We'll all encounter poor mental health at some stage of our life, whether in our own families, through work colleagues, or in our community. Recently a father opened up to me about his daughter's battle with an eating disorder, a mother told me of her postnatal depression, and a friend was diagnosed with an anxiety disorder.
Statistically, around one in five New Zealanders face a mental health challenge in any given year.
It feels like more and more people are opening up and talking about their personal struggles, but we still have a long way to go.
Many people don't ever reach out for help, struggle in silence, and their poor mental health goes untreated.
If we're telling people that it's okay not to be okay, then we need to make sure help is there for them when they do reach out.
Amazingly, no one in our health system has the job of asking "are we getting the best possible value for money?"
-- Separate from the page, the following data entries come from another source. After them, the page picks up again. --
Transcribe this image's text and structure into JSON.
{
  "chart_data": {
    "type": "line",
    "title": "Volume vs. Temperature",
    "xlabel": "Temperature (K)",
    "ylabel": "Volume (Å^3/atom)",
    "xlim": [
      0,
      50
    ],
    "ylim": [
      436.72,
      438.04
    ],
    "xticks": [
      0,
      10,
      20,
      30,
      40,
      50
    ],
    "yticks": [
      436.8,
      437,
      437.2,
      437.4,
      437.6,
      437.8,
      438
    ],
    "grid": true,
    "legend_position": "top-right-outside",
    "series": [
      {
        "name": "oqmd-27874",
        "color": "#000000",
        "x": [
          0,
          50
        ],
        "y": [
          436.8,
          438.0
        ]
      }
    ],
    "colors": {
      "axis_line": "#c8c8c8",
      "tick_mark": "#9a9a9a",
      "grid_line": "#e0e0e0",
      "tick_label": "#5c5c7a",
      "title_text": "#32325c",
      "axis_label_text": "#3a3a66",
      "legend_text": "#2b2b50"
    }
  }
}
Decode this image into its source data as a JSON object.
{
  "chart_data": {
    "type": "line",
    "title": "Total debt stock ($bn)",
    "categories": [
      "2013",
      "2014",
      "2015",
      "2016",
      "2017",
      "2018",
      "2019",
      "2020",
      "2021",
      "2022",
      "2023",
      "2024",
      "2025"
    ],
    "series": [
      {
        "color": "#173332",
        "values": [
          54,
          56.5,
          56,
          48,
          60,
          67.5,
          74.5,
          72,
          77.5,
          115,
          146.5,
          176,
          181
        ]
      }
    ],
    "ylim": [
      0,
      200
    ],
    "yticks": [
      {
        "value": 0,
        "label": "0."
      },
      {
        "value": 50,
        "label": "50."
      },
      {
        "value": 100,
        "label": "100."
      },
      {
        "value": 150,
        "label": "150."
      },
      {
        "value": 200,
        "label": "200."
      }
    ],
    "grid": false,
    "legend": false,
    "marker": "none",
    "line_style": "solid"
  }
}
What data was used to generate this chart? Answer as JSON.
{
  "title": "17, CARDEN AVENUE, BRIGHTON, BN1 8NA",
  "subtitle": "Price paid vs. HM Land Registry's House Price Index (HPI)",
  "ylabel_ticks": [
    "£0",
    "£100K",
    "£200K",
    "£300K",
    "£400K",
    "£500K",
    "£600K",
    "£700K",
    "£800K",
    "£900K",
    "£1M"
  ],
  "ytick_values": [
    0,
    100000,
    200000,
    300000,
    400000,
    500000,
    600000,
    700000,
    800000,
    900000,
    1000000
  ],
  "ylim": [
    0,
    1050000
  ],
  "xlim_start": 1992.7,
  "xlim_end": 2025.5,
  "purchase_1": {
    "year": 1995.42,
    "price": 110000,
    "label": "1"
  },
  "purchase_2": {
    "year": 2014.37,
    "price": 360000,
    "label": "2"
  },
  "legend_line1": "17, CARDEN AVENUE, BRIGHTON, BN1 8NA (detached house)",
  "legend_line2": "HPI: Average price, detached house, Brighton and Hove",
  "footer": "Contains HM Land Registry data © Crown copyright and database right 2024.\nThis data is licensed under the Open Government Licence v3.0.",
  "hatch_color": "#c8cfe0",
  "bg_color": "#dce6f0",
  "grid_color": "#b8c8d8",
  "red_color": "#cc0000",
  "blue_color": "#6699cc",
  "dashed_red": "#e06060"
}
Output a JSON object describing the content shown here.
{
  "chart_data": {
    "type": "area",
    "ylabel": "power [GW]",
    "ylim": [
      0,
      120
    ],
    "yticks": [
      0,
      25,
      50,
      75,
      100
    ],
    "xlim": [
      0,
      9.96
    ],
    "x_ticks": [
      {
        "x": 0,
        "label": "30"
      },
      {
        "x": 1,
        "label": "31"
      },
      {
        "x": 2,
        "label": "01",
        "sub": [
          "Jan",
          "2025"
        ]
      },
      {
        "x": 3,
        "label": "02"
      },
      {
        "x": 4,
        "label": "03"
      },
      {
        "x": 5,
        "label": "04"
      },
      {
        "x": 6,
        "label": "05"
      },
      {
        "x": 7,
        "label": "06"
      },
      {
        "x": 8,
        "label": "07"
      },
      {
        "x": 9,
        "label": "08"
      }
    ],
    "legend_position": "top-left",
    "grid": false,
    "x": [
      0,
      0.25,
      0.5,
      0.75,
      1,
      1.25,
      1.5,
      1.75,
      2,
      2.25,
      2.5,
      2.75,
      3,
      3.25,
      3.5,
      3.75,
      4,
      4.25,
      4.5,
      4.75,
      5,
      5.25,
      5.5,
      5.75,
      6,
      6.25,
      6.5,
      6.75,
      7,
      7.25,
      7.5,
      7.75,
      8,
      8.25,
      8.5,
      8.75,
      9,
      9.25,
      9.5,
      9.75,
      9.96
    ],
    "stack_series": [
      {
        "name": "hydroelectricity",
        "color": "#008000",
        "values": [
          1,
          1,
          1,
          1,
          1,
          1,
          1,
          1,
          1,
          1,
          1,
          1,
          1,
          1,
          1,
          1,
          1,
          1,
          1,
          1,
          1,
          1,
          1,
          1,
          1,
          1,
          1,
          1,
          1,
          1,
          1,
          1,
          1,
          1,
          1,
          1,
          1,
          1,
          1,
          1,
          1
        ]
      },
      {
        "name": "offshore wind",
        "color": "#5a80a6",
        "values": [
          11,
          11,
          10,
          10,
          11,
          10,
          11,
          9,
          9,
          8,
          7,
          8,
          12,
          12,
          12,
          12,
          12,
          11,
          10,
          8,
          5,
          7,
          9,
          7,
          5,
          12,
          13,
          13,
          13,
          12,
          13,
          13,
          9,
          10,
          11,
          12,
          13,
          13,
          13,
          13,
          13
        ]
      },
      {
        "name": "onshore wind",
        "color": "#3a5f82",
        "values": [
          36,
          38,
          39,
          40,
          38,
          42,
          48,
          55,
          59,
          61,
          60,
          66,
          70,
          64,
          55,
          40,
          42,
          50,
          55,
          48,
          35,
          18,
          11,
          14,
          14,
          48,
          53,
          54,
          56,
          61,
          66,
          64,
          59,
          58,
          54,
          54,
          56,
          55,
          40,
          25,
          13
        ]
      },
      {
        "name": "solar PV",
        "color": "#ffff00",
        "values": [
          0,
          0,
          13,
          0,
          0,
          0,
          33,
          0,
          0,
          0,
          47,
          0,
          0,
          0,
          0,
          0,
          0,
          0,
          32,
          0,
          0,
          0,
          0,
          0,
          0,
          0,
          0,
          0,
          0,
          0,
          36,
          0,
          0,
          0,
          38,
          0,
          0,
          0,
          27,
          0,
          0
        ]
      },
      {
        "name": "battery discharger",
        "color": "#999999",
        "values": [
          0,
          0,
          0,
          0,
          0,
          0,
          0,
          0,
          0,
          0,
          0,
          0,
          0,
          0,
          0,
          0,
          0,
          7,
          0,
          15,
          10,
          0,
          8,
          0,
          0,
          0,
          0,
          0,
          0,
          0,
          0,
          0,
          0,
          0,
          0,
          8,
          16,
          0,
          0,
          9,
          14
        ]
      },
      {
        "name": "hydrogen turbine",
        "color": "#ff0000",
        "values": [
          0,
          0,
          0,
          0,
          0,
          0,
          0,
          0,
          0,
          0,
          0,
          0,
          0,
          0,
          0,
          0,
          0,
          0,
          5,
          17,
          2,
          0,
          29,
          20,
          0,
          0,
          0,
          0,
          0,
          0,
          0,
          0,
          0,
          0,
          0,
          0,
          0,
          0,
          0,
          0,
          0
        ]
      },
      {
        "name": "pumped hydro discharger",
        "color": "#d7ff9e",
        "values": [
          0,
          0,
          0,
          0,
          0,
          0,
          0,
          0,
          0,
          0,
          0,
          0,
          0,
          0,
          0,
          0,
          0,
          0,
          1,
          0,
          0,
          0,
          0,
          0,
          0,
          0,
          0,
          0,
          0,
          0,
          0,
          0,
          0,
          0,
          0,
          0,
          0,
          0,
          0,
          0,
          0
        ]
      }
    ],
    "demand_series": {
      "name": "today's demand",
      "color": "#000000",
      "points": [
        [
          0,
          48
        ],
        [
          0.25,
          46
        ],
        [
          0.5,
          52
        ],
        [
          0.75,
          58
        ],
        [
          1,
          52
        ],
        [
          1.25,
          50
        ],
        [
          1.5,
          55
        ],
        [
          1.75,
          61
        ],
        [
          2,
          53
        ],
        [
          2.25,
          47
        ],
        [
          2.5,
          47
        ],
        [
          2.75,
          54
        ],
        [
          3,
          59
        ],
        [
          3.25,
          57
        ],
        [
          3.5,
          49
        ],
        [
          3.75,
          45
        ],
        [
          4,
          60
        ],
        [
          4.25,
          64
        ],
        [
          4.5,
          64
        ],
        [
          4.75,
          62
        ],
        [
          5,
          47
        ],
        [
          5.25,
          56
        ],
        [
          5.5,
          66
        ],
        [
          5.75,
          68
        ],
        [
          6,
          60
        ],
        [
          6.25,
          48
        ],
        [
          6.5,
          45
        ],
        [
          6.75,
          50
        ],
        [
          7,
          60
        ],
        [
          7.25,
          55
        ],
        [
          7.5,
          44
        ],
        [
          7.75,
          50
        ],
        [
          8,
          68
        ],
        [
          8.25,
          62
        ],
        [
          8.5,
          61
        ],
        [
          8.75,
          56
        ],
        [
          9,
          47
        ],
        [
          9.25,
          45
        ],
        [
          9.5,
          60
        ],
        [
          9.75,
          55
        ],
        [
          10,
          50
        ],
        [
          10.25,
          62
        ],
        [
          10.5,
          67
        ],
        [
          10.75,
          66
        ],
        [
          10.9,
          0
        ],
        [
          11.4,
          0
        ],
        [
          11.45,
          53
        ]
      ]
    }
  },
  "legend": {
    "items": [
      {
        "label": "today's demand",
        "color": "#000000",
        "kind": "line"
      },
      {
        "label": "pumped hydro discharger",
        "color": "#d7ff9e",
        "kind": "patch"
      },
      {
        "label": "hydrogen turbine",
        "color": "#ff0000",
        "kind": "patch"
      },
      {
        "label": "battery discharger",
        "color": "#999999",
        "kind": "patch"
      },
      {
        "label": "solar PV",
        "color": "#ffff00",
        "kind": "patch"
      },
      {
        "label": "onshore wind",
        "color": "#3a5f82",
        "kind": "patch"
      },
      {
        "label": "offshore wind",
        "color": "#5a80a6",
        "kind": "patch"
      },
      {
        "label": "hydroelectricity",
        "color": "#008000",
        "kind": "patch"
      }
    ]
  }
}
Over these past few years, the Government's responded to the concerns of an outdated health system by promising more funding and proposing a health system reform that would move decision-making from local areas to Wellington.
Increasing funding will not guarantee improvements for people's care. Neither will moving administration for mental health services from DHBs to Wellington.
It doesn't address the issue of choice, accountability, or getting better value for money and the individuals and communities being served.
What's been missing from the conversations about reform is what difference this will make to a person accessing the mental health care they need.
Will this reform provide the man I mentioned earlier any better options for care than he currently receives? Will parents be told there's a shorter wait-time for their child to see a therapist than what they currently face? Will the system be easier to navigate for a person desperate for help?
We need more accountability and better transparency over the money we are spending.
It's not acceptable to turn the system upside down without adequate answers to these questions.
We need to be a country where a person seeking help is empowered to make choices for their own therapy and care rather than simply accept what's offered.
We need to create one stand-alone nationwide mental health commissioning agency with a clear responsibility for issuing contracts to the service provider of the person's choice, monitoring patient outcomes, and quality of care.
Its purpose would be to use expertise and patterns of data to evaluate where the money we're currently spending is going, to whom, and which services work to ensure people get the care they need when they're at their most vulnerable.
Over time, it would be able to use its data to drive better performance and better outcomes based on evidence.
We can do better. We must do better. If we take the approach I've suggested, it's far less likely politicians will receive heartbreaking calls for help like the one I received last night.
• Brooke van Velden, MP, is the deputy leader of the Act Party.